The 71-year-old from the city's south east was one of three new COVID-19 cases confirmed in the state in the 24-hours to 8.00pm yesterday.
The state's chief health officer Kerry Chant said the woman needed a serology test — where antibodies in a blood sample are analysed — to determine when she had contracted the virus.
"We are undertaking some additional testing because we feel that she may well have had the disease for a while," Dr Chant said.
"We will certainly update the community if there is any threat where we feel that a group needs to be advised about actions they need to take specifically."
The total number of coronavirus cases in NSW is now 3,090.
Almost 4,300 people were tested for the virus in the 24 hours to 8.00pm yesterday.
Only one person in NSW is on a ventilator in an intensive care unit.
Despite the state's dwindling number of new coronavirus cases, Premier Gladys Berejiklian said there was no timeframe for gyms to reopen.
Social-distancing restrictions in NSW will be eased dramatically next week when non-essential regional travel is allowed and up to 50 patrons are permitted at a time in pubs, restaurants and cafes.

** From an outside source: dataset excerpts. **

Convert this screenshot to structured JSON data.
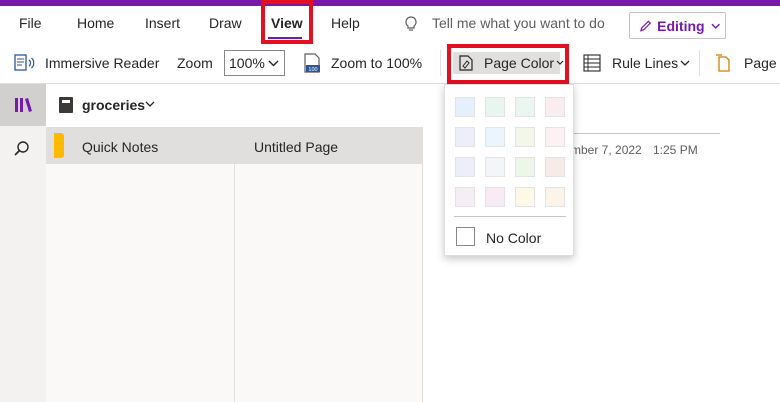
{
  "ribbon": {
    "tabs": [
      "File",
      "Home",
      "Insert",
      "Draw",
      "View",
      "Help"
    ],
    "tell_me": "Tell me what you want to do",
    "editing_label": "Editing"
  },
  "commands": {
    "immersive_reader": "Immersive Reader",
    "zoom_label": "Zoom",
    "zoom_value": "100%",
    "zoom_to_100": "Zoom to 100%",
    "page_color": "Page Color",
    "rule_lines": "Rule Lines",
    "page_version": "Page V"
  },
  "notebook": {
    "name": "groceries",
    "sections": [
      {
        "label": "Quick Notes",
        "color": "#ffb900"
      }
    ],
    "pages": [
      {
        "label": "Untitled Page"
      }
    ]
  },
  "canvas": {
    "date": "mber 7, 2022",
    "time": "1:25 PM"
  },
  "page_color_menu": {
    "swatches": [
      [
        "#e6effc",
        "#e9f6ef",
        "#ecf6f1",
        "#fbecef"
      ],
      [
        "#eeeef8",
        "#eaf6fb",
        "#f2f7ea",
        "#fdf1f4"
      ],
      [
        "#eeeef8",
        "#f4f5f8",
        "#eef6e9",
        "#f7ebea"
      ],
      [
        "#f6eef5",
        "#f8ebf5",
        "#fdf8e8",
        "#fcf3e9"
      ]
    ],
    "no_color": "No Color"
  },
  "colors": {
    "accent": "#7719aa",
    "highlight": "#e5101f"
  }
}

Beauty salons have also been cleared to reopen, but Ms Berejiklian said gyms would stay shut for the foreseeable future.
"Look we're still working with industry on that ... obviously frequent use of equipment at short intervals poses a health risk," she said.
"We are not in a position to make an announcement yet."
Over a week ago, the NSW Government gave the all-clear for public exercise equipment to reopen and outdoor boot camps and team sports to restart.
Swimming pools are also allowed to open.
Fitness Australia CEO Barrie Elvish said gyms should have been allowed to open sooner than pubs and restaurants.
"Because of the misguided belief gyms are high risk, the industry has a greater incentive than any other industry to make sure their facility and staff follow and enforce a strict COVID Safety Plan," he said.